Die Vorwürfe des früheren Chefberaters von Premierminister Boris Johnson zur britischen Corona-Politik sind gewaltig - aber das allein sagt noch nichts. Aufklärung ist angebracht.

Von Alexander Mühlauer

Mehr als sieben Stunden hat Dominic Cummings mit der Corona-Politik der britischen Regierung abgerechnet. Der frühere Chefberater von Premierminister Boris Johnson nutzte seinen Auftritt vor einem Parlamentsausschuss, um ein verheerendes Bild von den Zuständen in 10 Downing Street zu zeichnen. Das hat es in dieser Drastik noch nie im Vereinigten Königreich gegeben.

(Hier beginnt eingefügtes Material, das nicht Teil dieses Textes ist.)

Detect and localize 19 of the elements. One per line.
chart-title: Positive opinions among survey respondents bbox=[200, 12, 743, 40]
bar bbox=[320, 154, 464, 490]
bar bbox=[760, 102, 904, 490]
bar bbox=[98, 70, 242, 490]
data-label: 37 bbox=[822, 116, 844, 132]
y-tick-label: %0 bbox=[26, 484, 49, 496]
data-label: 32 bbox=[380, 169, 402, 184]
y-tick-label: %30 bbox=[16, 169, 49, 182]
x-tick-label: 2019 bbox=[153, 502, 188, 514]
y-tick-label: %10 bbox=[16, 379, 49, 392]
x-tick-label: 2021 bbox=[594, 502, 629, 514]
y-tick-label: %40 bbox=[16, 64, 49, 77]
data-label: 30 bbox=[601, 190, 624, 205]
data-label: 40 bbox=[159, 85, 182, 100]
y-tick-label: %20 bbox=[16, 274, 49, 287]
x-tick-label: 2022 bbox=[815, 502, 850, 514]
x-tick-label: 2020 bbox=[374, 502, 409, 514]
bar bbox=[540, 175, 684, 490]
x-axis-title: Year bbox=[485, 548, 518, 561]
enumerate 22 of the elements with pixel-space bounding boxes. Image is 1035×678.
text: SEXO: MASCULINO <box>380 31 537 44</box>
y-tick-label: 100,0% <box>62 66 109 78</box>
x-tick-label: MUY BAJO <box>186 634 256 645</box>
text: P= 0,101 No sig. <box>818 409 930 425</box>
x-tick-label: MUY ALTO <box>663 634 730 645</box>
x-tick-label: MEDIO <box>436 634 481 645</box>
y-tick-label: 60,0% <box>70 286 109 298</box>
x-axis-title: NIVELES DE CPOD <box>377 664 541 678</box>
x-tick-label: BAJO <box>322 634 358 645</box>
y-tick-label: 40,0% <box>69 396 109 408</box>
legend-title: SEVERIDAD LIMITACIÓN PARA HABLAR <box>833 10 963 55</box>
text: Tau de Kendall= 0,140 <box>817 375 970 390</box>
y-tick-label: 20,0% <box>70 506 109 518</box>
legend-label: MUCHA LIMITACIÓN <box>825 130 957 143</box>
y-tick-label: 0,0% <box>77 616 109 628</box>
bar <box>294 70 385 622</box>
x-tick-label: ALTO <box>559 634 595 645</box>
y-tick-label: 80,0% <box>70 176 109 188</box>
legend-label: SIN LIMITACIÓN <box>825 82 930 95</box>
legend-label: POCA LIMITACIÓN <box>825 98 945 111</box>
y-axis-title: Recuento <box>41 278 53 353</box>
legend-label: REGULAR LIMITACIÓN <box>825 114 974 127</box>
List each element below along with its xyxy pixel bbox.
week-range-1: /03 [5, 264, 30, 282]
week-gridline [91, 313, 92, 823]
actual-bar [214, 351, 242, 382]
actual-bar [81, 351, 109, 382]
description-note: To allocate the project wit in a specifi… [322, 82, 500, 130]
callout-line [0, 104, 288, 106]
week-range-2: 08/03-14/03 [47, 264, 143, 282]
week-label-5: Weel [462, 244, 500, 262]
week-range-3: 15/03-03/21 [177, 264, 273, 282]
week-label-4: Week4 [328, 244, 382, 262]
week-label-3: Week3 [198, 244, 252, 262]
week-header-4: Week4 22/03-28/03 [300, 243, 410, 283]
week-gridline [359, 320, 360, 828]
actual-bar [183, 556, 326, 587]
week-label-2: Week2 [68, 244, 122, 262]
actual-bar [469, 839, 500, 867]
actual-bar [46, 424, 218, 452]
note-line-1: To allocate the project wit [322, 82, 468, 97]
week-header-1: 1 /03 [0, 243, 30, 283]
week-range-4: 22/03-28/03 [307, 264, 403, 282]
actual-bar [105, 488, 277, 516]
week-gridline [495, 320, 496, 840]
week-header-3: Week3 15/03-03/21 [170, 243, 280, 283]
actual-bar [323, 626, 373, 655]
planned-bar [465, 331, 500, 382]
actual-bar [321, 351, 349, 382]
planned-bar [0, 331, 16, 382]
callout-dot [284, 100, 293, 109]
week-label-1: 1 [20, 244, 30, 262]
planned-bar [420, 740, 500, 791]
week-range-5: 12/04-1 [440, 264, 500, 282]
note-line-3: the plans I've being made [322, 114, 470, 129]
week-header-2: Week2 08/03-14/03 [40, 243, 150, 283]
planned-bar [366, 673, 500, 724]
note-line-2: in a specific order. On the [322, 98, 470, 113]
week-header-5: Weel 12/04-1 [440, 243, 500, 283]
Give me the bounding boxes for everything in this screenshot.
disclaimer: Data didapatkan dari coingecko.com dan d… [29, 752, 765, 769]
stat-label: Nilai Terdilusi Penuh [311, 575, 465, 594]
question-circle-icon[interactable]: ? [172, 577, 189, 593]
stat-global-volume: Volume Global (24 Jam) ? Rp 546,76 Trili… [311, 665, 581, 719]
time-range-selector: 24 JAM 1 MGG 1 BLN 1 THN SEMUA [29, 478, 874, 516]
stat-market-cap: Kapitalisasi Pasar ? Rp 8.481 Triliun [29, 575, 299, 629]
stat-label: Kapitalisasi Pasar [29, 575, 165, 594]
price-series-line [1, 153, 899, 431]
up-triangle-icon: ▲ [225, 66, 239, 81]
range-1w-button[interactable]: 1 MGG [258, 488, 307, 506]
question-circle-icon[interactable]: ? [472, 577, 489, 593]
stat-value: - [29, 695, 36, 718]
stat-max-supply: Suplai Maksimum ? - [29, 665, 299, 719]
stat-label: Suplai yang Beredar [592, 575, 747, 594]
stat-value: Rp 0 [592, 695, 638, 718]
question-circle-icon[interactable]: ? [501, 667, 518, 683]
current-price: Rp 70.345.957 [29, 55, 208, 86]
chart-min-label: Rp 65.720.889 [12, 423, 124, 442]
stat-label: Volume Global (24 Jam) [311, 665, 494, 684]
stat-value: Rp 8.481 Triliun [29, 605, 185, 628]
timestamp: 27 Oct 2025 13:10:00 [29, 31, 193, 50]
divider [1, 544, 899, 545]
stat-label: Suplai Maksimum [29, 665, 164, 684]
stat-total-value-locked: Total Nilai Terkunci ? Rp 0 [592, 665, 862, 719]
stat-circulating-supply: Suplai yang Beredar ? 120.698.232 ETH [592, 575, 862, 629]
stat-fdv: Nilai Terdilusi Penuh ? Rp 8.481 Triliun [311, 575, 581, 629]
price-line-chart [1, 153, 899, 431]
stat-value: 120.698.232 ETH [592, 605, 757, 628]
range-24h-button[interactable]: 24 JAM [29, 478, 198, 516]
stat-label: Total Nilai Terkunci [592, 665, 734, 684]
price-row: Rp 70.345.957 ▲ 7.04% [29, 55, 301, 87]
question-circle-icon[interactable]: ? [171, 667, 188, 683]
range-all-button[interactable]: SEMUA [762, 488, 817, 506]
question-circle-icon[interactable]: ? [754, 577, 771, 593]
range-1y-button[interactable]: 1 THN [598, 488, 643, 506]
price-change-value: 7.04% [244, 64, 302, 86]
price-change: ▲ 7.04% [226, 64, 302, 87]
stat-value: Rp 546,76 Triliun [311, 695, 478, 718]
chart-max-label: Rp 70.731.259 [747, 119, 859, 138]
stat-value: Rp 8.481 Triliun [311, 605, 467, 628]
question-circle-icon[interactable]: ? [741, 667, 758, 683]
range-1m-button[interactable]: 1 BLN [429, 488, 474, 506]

Glaubt man Cummings, ist der Premier ein unfähiger Chaot, der Gesundheitsminister ein notorischer Lügner, und dann gibt es angeblich noch einen Haufen weiterer Versager, die allesamt dafür verantwortlich seien, dass Zehntausende Menschen starben, die nicht hätten sterben müssen. Cummings' Vorwürfe sind so gewaltig, dass sie nun so schnell wie möglich von einer unabhängigen Kommission untersucht werden sollten. Und nicht erst wie geplant im kommenden Jahr.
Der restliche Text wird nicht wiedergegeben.